"Thetis vor Zeus" von Heinrich Friedrich Füger, vor 1813

Martin von Wagner Museum der Universität Würzburg

Bis ins hohe Alter hielt Martin von Wagner (†1858) das Andenken an seinen Wiener Akademielehrer Heinrich Friedrich Füger in hohen Ehren. Von ihm besaß das nach Wagner benannte Museum der Universität Würzburg bislang kein Gemälde. Mit der Erwerbung von Fügers Thetis vor Zeus konnte diese Lücke nun geschlossen werden, und zwar auf denkbar passende Weise: Fortan wird es gegenüber von Martin von Wagners Rat der Griechen vor Troja hängen. Der monumentale Figurenmaßstab verbindet die Gemälde von Lehrer und Schüler ebenso wie der homerische Themenkreis; Wagner schöpft aus dem zehnten Gesang der Ilias, Füger aus dem ersten.

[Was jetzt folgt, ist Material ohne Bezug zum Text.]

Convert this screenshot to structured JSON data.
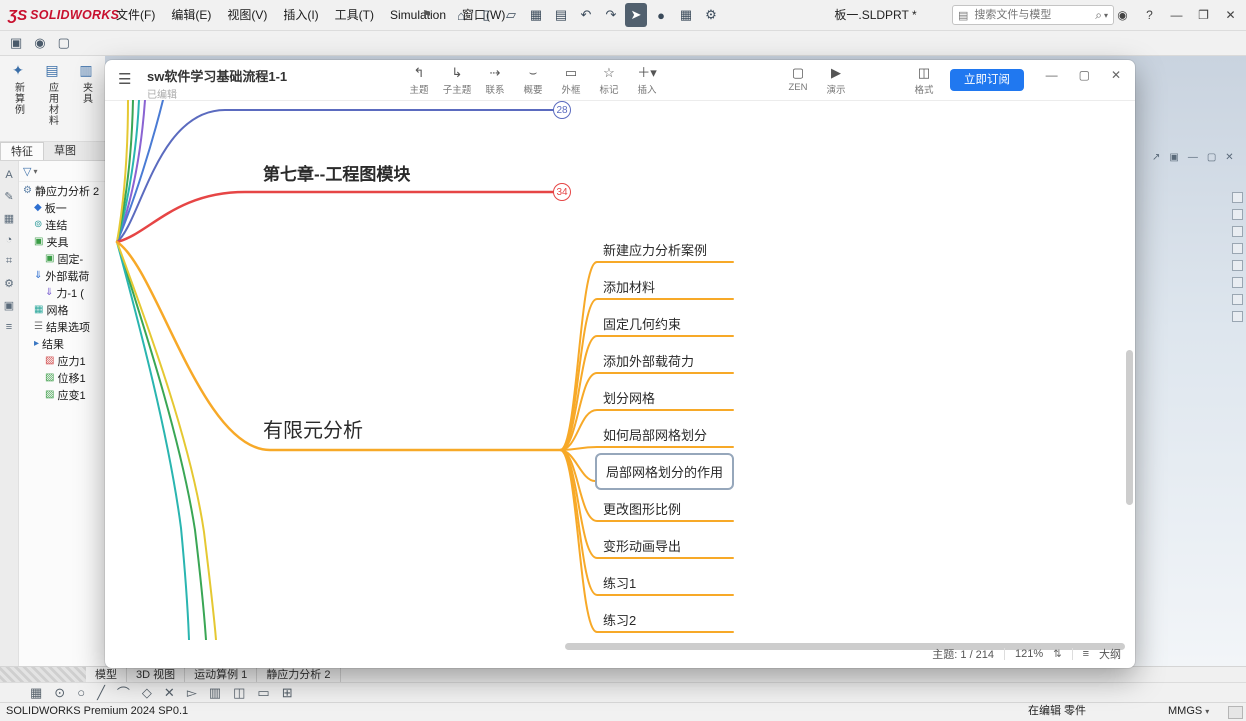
{
  "colors": {
    "accent_blue": "#2078f0",
    "branch_orange": "#f7a928",
    "branch_red": "#e64545",
    "badge_blue": "#5b6bbf",
    "logo_red": "#c8102e"
  },
  "topbar": {
    "logo_mark": "ƷS",
    "logo_text": "SOLIDWORKS",
    "menus": [
      "文件(F)",
      "编辑(E)",
      "视图(V)",
      "插入(I)",
      "工具(T)",
      "Simulation",
      "窗口(W)"
    ],
    "pin_icon": "⚑",
    "tool_icons": [
      "⌂",
      "▯",
      "▱",
      "▦",
      "▤",
      "↶",
      "↷",
      "➤",
      "●",
      "▦",
      "⚙"
    ],
    "doc_title": "板一.SLDPRT *",
    "search_placeholder": "搜索文件与模型",
    "search_doc_icon": "▤",
    "search_icon": "⌕",
    "search_caret": "▾",
    "user_icon": "◉",
    "help_icon": "?",
    "win_min": "—",
    "win_max": "❐",
    "win_close": "✕"
  },
  "quickbar_icons": [
    "▣",
    "◉",
    "▢"
  ],
  "command_buttons": [
    {
      "icon": "✦",
      "label": "新算例"
    },
    {
      "icon": "▤",
      "label": "应用材料"
    },
    {
      "icon": "▥",
      "label": "夹具"
    }
  ],
  "left_tabs": [
    "特征",
    "草图"
  ],
  "left_strip_icons": [
    "A",
    "✎",
    "▦",
    "◔",
    "⌗",
    "⚙",
    "▣",
    "≡"
  ],
  "tree": {
    "filter_icon": "▽",
    "filter_caret": "▾",
    "items": [
      {
        "icon": "⚙",
        "label": "静应力分析 2",
        "indent": 0,
        "color": "#5b7fa6"
      },
      {
        "icon": "◆",
        "label": "板一",
        "indent": 1,
        "color": "#2e6fd0"
      },
      {
        "icon": "⊚",
        "label": "连结",
        "indent": 1,
        "color": "#3aa0a0"
      },
      {
        "icon": "▣",
        "label": "夹具",
        "indent": 1,
        "color": "#3a9d46"
      },
      {
        "icon": "▣",
        "label": "固定-",
        "indent": 2,
        "color": "#3a9d46"
      },
      {
        "icon": "⇓",
        "label": "外部载荷",
        "indent": 1,
        "color": "#2e6fd0"
      },
      {
        "icon": "⇓",
        "label": "力-1 (",
        "indent": 2,
        "color": "#7a5fd0"
      },
      {
        "icon": "▦",
        "label": "网格",
        "indent": 1,
        "color": "#2aa79b"
      },
      {
        "icon": "☰",
        "label": "结果选项",
        "indent": 1,
        "color": "#777777"
      },
      {
        "icon": "▸",
        "label": "结果",
        "indent": 1,
        "color": "#3a77c2"
      },
      {
        "icon": "▨",
        "label": "应力1",
        "indent": 2,
        "color": "#d04545"
      },
      {
        "icon": "▨",
        "label": "位移1",
        "indent": 2,
        "color": "#3a9d46"
      },
      {
        "icon": "▨",
        "label": "应变1",
        "indent": 2,
        "color": "#3a9d46"
      }
    ]
  },
  "bottom_tabs": [
    "模型",
    "3D 视图",
    "运动算例 1",
    "静应力分析 2"
  ],
  "sketch_icons": [
    "▦",
    "⊙",
    "○",
    "╱",
    "⌒",
    "◇",
    "✕",
    "▻",
    "▥",
    "◫",
    "▭",
    "⊞"
  ],
  "statusbar": {
    "left": "SOLIDWORKS Premium 2024 SP0.1",
    "editing": "在编辑 零件",
    "units": "MMGS",
    "units_caret": "▾"
  },
  "dock_icons": [
    "↗",
    "▣",
    "—",
    "▢",
    "✕"
  ],
  "xmind": {
    "menu_icon": "☰",
    "title": "sw软件学习基础流程1-1",
    "subtitle": "已编辑",
    "toolbar": [
      {
        "icon": "↰",
        "label": "主题"
      },
      {
        "icon": "↳",
        "label": "子主题"
      },
      {
        "icon": "⇢",
        "label": "联系"
      },
      {
        "icon": "⌣",
        "label": "概要"
      },
      {
        "icon": "▭",
        "label": "外框"
      },
      {
        "icon": "☆",
        "label": "标记"
      },
      {
        "icon": "＋▾",
        "label": "插入"
      }
    ],
    "mode_buttons": [
      {
        "icon": "▢",
        "label": "ZEN"
      },
      {
        "icon": "▶",
        "label": "演示"
      }
    ],
    "format_button": {
      "icon": "◫",
      "label": "格式"
    },
    "subscribe_label": "立即订阅",
    "win_min": "—",
    "win_max": "▢",
    "win_close": "✕",
    "map": {
      "chapter7": "第七章--工程图模块",
      "badge28": "28",
      "badge34": "34",
      "fea": "有限元分析",
      "children": [
        "新建应力分析案例",
        "添加材料",
        "固定几何约束",
        "添加外部载荷力",
        "划分网格",
        "如何局部网格划分",
        "局部网格划分的作用",
        "更改图形比例",
        "变形动画导出",
        "练习1",
        "练习2"
      ]
    },
    "status": {
      "topics": "主题: 1 / 214",
      "zoom": "121%",
      "stepper": "⇅",
      "outline_icon": "≡",
      "outline": "大纲"
    }
  }
}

Die Meeresgöttin Thetis will ihren Sohn Achill rächen, der von Agamemnon entehrt worden war. Den zunächst zögerlichen Zeus bewegt sie schließlich, das Kriegsglück zugunsten der Trojaner zu wenden (Ilias I, 500–530). In seinem 1813 erstmals ausgestellten Werk hat Füger die emotionalen Aspekte des olympischen Zusammentreffens in den Mittelpunkt gerückt, vermehrt um erotische Akzente. Vermutlich wollte er in Konkurrenz zu Ingres‘ kurz zuvor präsentiertem Gemälde gleichen Themas treten.

Thetis vor Zeus ist der Füger-Forschung bestens bekannt, innerhalb seines Œuvres kommt dem Werk eine überragende Stellung zu. Schon von seinen Abmessungen her, erst recht aber aufgrund seiner Qualität hinsichtlich Komposition, Farbe und Faktur ist es ein wahrhaft museales Gemälde. Zugleich reflektiert es die Homer-Begeisterung der Jahrzehnte um 1800, für die Martin von Wagners Zeichnungen zur Ilias (ebenfalls im Martin von Wagner Museum) der umfangreichste künstlerische Beleg sind.

Dank dieser Neuerwerbung steht der ‚Aufklärung und Klassizismus‘ gewidmete Saal der Gemäldegalerie jetzt noch deutlicher im Zeichen Homers. Damit wird nicht nur der Goethezeit ein historisches Denkmal gesetzt; vielmehr werden durch die Erinnerung an die Geschehnisse des Trojanischen Krieges auch Fragen aufgeworfen, die in weltpolitisch unruhigen Zeiten wieder aktuell sind.

 

Prof. Dr. Damian Dombrowski

 

 

Abbildung: Heinrich Friedrich Füger (1751-1818), Thetis vor Zeus, vor 1813, Öl auf Leinwand, 189,5 x 159 cm (Bildmaß), Martin von Wagner Museum der Universität Würzburg.